De niño soñaba con viajar a París. No sé cuáles razones me llevaron a pensar que esa ciudad tenía todo que ver conmigo, cuando para ir por primera vez de Barranquilla a Santa Marta había tenido que rogar y lloriquear un día con su noche entera y parte de la madrugada siguiente.
A los 21 años empecé a aprender francés con la idea de perseguir aquel sueño infantil. Ayudó bastante haber conocido en el aeropuerto de Cartagena a quien sería mi amor platónico. “Casualmente”, vivía en París. Recibir postales románticas provenientes de aquella ciudad y firmadas por el objeto de mi afecto me llevaban directo a la gloria.
Después de la inevitable decepción amorosa en un diciembre aciago con el corazón hecho pedazos me olvidé de la ciudad luz. Aunque sólo de momento, porque otro amor, con anhelos frustrados de cantante, gustaba de interpretar al piano “I love Paris”, a dueto con Ella Fitzgerald.

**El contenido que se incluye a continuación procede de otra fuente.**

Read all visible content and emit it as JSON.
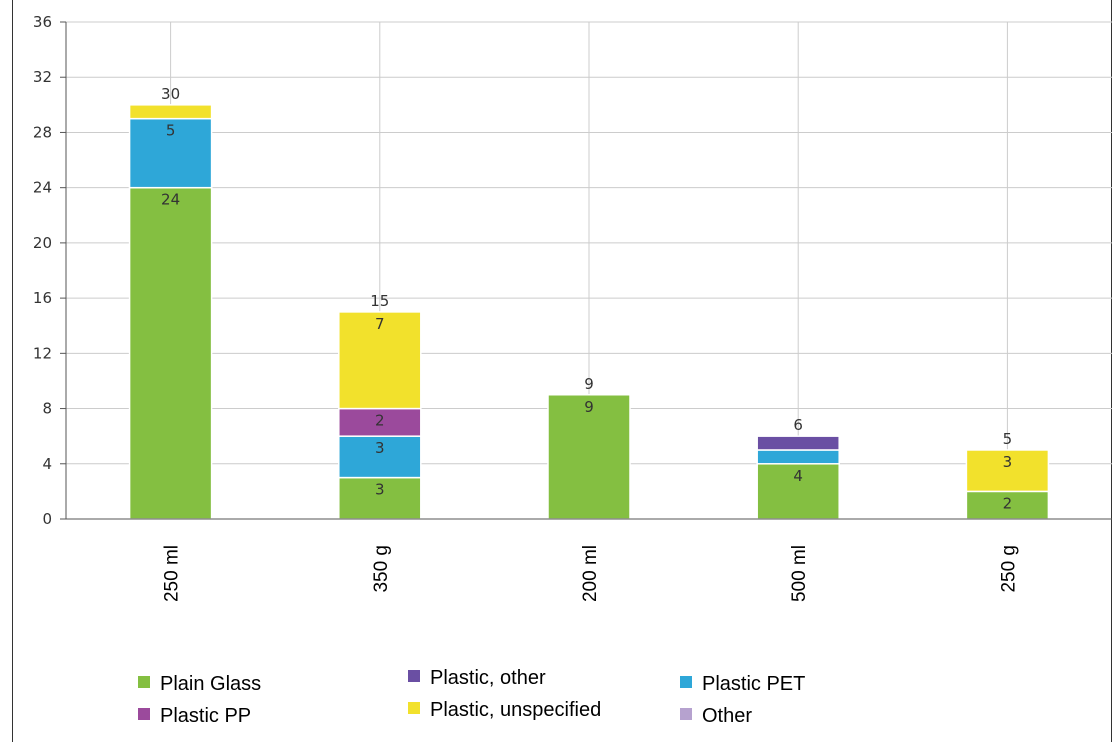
{
  "chart_data": {
    "type": "bar",
    "stacked": true,
    "categories": [
      "250 ml",
      "350 g",
      "200 ml",
      "500 ml",
      "250 g"
    ],
    "ylim": [
      0,
      36
    ],
    "yticks": [
      0,
      4,
      8,
      12,
      16,
      20,
      24,
      28,
      32,
      36
    ],
    "grid": true,
    "legend_position": "bottom",
    "totals": [
      30,
      15,
      9,
      6,
      5
    ],
    "series": [
      {
        "name": "Plain Glass",
        "color": "#84bf41",
        "values": [
          24,
          3,
          9,
          4,
          2
        ]
      },
      {
        "name": "Plastic PET",
        "color": "#2ea7d8",
        "values": [
          5,
          3,
          0,
          1,
          0
        ]
      },
      {
        "name": "Plastic PP",
        "color": "#9b4a9c",
        "values": [
          0,
          2,
          0,
          0,
          0
        ]
      },
      {
        "name": "Plastic, other",
        "color": "#6a4fa3",
        "values": [
          0,
          0,
          0,
          1,
          0
        ]
      },
      {
        "name": "Plastic, unspecified",
        "color": "#f2e12c",
        "values": [
          1,
          7,
          0,
          0,
          3
        ]
      },
      {
        "name": "Other",
        "color": "#b6a2cf",
        "values": [
          0,
          0,
          0,
          0,
          0
        ]
      }
    ],
    "label_min_value": 2
  },
  "legend": {
    "items": [
      {
        "name": "Plain Glass",
        "color": "#84bf41"
      },
      {
        "name": "Plastic, other",
        "color": "#6a4fa3"
      },
      {
        "name": "Plastic PET",
        "color": "#2ea7d8"
      },
      {
        "name": "Plastic PP",
        "color": "#9b4a9c"
      },
      {
        "name": "Plastic, unspecified",
        "color": "#f2e12c"
      },
      {
        "name": "Other",
        "color": "#b6a2cf"
      }
    ]
  }
}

Muchos años más tarde, mi sobrina se mudó a París y periódicamente se encargaba de recordarme el sueño por cumplir. La respuesta siempre fue: el próximo año, mi amor. Pero ese año nunca llegaba…
Finalmente, planeando otro viaje soñado y casi sin pretenderlo, llegué a París. Anduve por trenes, barcos y calles absorbiendo todo cuanto me salía al paso. Gente de mil nacionalidades distintas llenaban el verano de la ciudad. Tuve un par de magníficas guías, aquella sobrina cantaletosa de la que ya había hablado y su hermana más distraída, formaron la combinación perfecta que me permitió descubrir los clichés parisinos por mi mismo y también descubrir esos detalles desconocidos que suelen ir de la mano con la cotidianeidad.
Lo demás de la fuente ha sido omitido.